Editor's Note: The following is an edited transcript of Fareed Zakaria's discussion with Suzanne Malveaux on Afghanistan, Iran and Syria.
Afghan shooting fallout limited
Suzanne Malveaux: The United States is trying to play damage control after the massacre in Afghanistan. Over the weekend, a shooter went on a killing spree, mowing down 16 innocent Afghans, mostly women and children. Now the country is reeling.
Fareed, we saw the press conference with President Obama and British Prime Minister David Cameron. One of the things that the president made clear was that we would not be making, at this moment, a change in policy, in moving out U.S. troops. That timetable remains: 2014. Is there going to be fallout in Afghanistan, in the Middle East, if there's not some sort of movement here?
Fareed Zakaria: No, not really. What struck me about the reaction in Afghanistan is there was a stronger reaction to the Quran burning than to these killings. I think for most Afghans - and I'm speculating here - but I think the idea that there was some kind of policy decision made to destroy Qurans is something that struck at the very core of the issue of whether the United States respects the Afghan people, their customs and, of course, their religion.
This shooting has been seen as a just a tragic case of one bad guy. It is not seen as something that was ordered by any command structure - that the United States military in any way condoned it. And I think that the administration's response was very forceful with President Obama saying that we take this as seriously as we would if these were Americans who were killed. I think that has gone some way in making people realize this wasn't some kind of policy.
Suzanne Malveaux: Do you think that there's any daylight between President Obama and the British Prime Minister? Because clearly the Brits don't want to be in Afghanistan another day.
Fareed Zakaria: I think that President Obama, if you woke him up in the middle of the night, would have a position not so different from David Cameron's. I think the United States wants to go in a way that is responsible and keeps the place stable. I think the Brits feel the same way. No, I don't think there's much difference.
Obama boxed himself in on Iran
Suzanne Malveaux: I want to turn to Iran, if we can. We heard from the Israeli prime minister, Netanyahu pretty tough talk making it very clear that they believe Iran has the capability to build a nuclear weapon, that they would certainly be willing to attack. President Obama is a bit different than that. They want to see if Iran is building a bomb. What do we make of the position of the United States right now in terms of being dragged into some sort of conflict with Iran? Do you think that the tone of the White House is appropriate?
Fareed Zakaria: Suzanne, that's a very smart question, but I think the White House has tried to play this in a way which may have been too clever by half. Their view, which I completely agree with, is they are taking the threat very seriously. They have mounted an international effort: Iran is more isolated and more weak. Its ally, Syria, is in trouble. The administration believes we should give this time to work and keep the pressure on. The Israelis are saying, 'No, we're not waiting for them to make a nuclear weapon. We're waiting for the capability to make a nuclear weapon' and that's, of course, an intangible issue. When do they have the capability? I think that President Obama went through a period of real tough talk, saying he was ruling out containment and he's not bluffing.

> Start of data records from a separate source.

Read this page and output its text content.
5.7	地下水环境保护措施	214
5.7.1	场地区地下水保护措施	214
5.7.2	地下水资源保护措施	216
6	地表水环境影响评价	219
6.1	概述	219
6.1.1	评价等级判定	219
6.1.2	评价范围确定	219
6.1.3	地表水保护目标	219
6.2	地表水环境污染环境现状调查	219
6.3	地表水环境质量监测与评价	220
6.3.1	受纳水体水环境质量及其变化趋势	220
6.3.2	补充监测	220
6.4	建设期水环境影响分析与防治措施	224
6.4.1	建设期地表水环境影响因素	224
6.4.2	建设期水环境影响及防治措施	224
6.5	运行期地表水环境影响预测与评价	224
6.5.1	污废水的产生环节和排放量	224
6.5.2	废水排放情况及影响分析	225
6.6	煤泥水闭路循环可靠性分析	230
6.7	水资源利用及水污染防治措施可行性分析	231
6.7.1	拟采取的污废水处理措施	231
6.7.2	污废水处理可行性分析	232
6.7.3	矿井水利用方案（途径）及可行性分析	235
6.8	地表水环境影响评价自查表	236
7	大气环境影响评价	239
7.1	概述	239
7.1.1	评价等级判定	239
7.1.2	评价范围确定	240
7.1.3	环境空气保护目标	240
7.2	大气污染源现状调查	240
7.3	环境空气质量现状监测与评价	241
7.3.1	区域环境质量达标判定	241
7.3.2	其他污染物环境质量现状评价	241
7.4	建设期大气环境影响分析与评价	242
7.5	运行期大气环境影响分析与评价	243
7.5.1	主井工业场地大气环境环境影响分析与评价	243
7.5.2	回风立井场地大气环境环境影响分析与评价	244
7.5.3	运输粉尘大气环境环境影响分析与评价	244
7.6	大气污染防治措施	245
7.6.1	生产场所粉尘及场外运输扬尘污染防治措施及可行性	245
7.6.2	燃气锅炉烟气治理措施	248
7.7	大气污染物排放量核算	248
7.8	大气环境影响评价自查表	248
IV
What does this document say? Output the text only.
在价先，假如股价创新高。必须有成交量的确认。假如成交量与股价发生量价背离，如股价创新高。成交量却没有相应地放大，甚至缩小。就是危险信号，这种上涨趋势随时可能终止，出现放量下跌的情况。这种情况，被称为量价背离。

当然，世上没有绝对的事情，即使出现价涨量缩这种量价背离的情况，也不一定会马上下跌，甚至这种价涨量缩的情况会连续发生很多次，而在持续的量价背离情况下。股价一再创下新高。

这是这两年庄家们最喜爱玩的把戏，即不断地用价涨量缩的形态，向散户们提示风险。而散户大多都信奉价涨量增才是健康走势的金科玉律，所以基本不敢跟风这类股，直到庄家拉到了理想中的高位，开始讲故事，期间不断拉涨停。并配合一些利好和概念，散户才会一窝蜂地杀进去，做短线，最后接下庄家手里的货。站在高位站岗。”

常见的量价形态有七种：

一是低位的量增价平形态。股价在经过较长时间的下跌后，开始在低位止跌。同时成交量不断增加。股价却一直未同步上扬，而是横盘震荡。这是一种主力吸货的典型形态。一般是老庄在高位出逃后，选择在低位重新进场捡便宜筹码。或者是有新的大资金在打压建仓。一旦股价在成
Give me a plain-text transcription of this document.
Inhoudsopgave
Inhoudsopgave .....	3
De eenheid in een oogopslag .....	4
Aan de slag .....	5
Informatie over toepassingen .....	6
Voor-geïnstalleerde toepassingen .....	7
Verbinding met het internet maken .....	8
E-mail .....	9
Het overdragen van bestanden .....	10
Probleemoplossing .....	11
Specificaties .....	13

I think he may have boxed himself into a situation where he's given up a lot of his options. He's said, 'I won't do this, I won't do that,' and he has put himself on a path where, unless Iran surrenders (and what country has completely surrendered to foreign pressure?) he's left with no option but to engage in a preventive war. I think the White House recognizes that and has been trying to dial back, but I would much more comfortable if we have all options on the table.
A lot of international relations is a mixture of threats and promises and bluffs. You don't want to leave anything off the table.
Syria more complex than Libya
Suzanne Malveaux: Another hot spot is Syria. It's just an unbelievable situation that you have on the ground there. 8,000 people having been killed now. And there's this failed diplomatic mission starting with Kofi Annan and now President Obama is trying to at least convince folks that the United States is doing something. Here's what President Obama said earlier in the Rose Garden: "Assad will leave power. It's not a question of if, but when. To prepare for that day, we will continue to make plans to support the continued aspirations of the Syrian people."
Fareed, do you think the United States can act on its own or do they need to wait for the United Nations?
Fareed Zakaria: Well, the main problem is there's not a lot of military options. You raise the question of what would you do? Syria's opposition does not control any cities, any territory. It's not an easy country to supply. In Libya, you had the Mediterranean Sea and Egyptian border. The logistics of doing something in Syria are very complex and I think the president likely believes there's no point in failing in a noble endeavor.
If you're going to get involved, you need to get involved in a way that you will succeed. it's very difficult to see how that would happen in Syria. We have to hope that the Assad regime runs out of power and money. They are pushing the Russians hard to effectively cut Syria off. That might be a more useful strike than a few air strikes here or there.